Bitcoin fell sharply yesterday following the release of the Fed minutes. According to technical analysis by NewsBTC’s Aayush Jindal, BTC could rally, but rallies could be limited to $45,000.
Bitcoin Drops 5%
Bitcoin started a sharp decline yesterday evening after the release of the minutes, which emphasized the Fed’s earlier and faster rate hikes. Bitcoin slumped well below the $46,000 and $45,000 levels. A bottom was formed near $42,505 and the price is now consolidating losses. BTC is now 23% of the drop from $47,066 to $42,505. It is facing resistance near the 6 Fib retracement level.
Initial resistance on the upside is near the $44,000 level.

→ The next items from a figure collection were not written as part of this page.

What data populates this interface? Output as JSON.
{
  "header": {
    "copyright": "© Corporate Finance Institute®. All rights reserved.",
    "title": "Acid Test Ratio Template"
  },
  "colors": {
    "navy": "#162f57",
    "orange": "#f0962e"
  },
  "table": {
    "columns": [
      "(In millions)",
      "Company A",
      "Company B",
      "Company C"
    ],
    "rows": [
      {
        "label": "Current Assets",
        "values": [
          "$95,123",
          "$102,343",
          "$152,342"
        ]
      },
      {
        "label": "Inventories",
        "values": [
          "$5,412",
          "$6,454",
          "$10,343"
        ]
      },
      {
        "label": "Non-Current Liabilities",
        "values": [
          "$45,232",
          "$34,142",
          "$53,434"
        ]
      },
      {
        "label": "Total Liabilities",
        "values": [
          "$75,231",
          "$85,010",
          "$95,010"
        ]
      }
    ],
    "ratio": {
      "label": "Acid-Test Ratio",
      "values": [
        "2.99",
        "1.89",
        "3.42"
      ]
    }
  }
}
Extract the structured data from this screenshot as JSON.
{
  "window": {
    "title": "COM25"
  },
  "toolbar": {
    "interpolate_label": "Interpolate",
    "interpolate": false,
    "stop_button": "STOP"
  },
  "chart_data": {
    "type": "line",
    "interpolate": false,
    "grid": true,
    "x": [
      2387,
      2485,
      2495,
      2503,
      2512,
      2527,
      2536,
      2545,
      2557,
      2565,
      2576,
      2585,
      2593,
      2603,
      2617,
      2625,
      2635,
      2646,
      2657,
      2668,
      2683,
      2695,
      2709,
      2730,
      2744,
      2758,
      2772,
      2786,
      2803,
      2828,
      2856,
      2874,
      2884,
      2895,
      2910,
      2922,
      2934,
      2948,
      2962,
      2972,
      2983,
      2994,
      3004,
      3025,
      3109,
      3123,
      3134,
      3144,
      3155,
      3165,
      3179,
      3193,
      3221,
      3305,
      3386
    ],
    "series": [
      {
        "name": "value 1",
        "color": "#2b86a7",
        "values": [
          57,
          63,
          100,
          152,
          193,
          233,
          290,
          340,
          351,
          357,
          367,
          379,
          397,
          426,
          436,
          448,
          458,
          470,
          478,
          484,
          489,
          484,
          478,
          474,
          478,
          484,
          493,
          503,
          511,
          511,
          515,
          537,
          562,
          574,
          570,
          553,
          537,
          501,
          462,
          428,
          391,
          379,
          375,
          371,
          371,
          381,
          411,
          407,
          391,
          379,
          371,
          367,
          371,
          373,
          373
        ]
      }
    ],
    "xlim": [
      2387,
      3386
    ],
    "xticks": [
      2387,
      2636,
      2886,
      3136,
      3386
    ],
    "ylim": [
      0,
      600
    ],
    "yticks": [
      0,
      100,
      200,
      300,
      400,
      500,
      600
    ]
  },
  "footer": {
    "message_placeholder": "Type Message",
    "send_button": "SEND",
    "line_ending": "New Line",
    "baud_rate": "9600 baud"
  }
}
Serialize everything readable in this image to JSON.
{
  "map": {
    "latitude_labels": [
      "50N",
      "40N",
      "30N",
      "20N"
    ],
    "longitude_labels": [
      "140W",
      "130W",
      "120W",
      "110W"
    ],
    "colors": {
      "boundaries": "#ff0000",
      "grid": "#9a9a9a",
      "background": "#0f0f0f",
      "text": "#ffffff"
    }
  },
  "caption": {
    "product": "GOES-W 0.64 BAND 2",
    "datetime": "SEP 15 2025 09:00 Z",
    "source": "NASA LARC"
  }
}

The first major resistance is near the $44,800 level. The 50% Fib retracement level of the key drop from the $47,066 high to $42,505 high is also near the $44,800 level. There is also a key bearish trend line forming with resistance near $46,800 on the hourly chart of the BTC/USD pair.
44. $800 Level Is Important
A clear move above the $44,800 resistance zone could send the price towards the trendline. The next major resistance is near the $45,600 pivot area. A close above $45,600 is needed for a fresh rise in the short term.
Will Bitcoin Drop More?
According to Jindal, if Bitcoin fails to rise above $44,800, it may continue to move lower. There is immediate support near the $43,000 region. The first major support is near $42,500. A downside break below the $42.500 level could push the price down further. In the stated case, the price could drop to the $41,000 level. The next major support is near the $40,000 level.
What Do Technical Indicators Say?
- Hourly MACD – The MACD is now gaining momentum in the bearish zone.
- Hourly RSI (Relative Strength Index) – The RSI for BTC/USD is well below the 50 level.